In 1911, the Supreme Court found that the company was in violation of the Sherman Antitrust Act, with too much of a monopoly in the oil industry. So, they broke it up into 34 separate companies. This remained profitable for Rockefeller, whose wealth amassed to $900 million over the next few years.
John D. Rockefeller: The Philanthropist
After retirement, Rockefeller turned his attention to philanthropy. While his son, John D. Rockefeller Jr and Frederick T. Gates had full-time management of the fortune, Rockefeller continuously made donations for the betterment of society.
He donated $75,000,000 to the University of Chicago by 1932. He also set up the Rockefeller Institute for Medical Research (now known as Rockefeller University), donating $50,000,000 by the 1930s.
Rockefeller also founded the General Education Board in 1903, which aids in developing high schools throughout the South. Following that, in 1919, he donated $50 million to the board to raise salaries. In 1909, the Rockefeller Sanitary Commission came to life, helping to eradicate hookworm in the South by 1927.
John D. Rockefeller Sr was able to enjoy a 40-year retirement and passed away on May 23, 1937. His estate was only $26,410,837, as he had given much of it away and left the rest to his family. He gave away $500 million in his lifetime, which is an estimated $8 billion today. However, his heirs are still worth $11 billion.

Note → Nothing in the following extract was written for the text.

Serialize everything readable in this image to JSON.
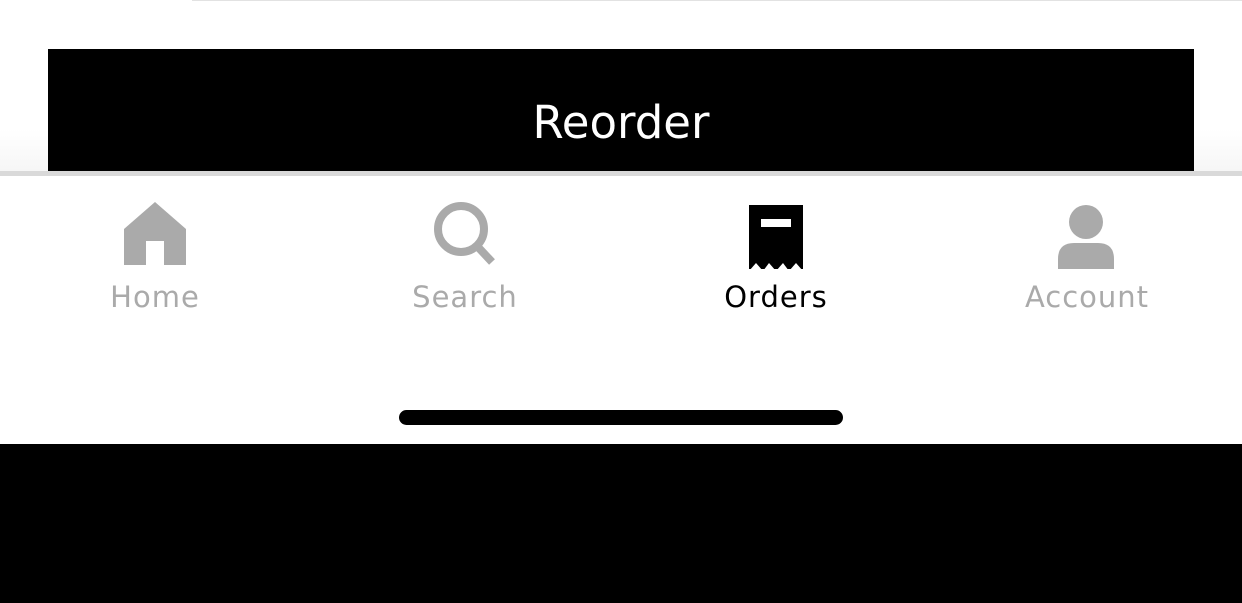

John D. Rockefeller pursued business endeavors from a young age, consistently moving towards bigger and higher-paying jobs and learning different business strategies along the way. By only 31, he founded the Standard Oil Company, which became his largest source of income.
With plenty of influence and the title of the richest American in the country, he also left behind a legacy of philanthropy and created numerous foundations that had a profound effect on medicine, education, and research.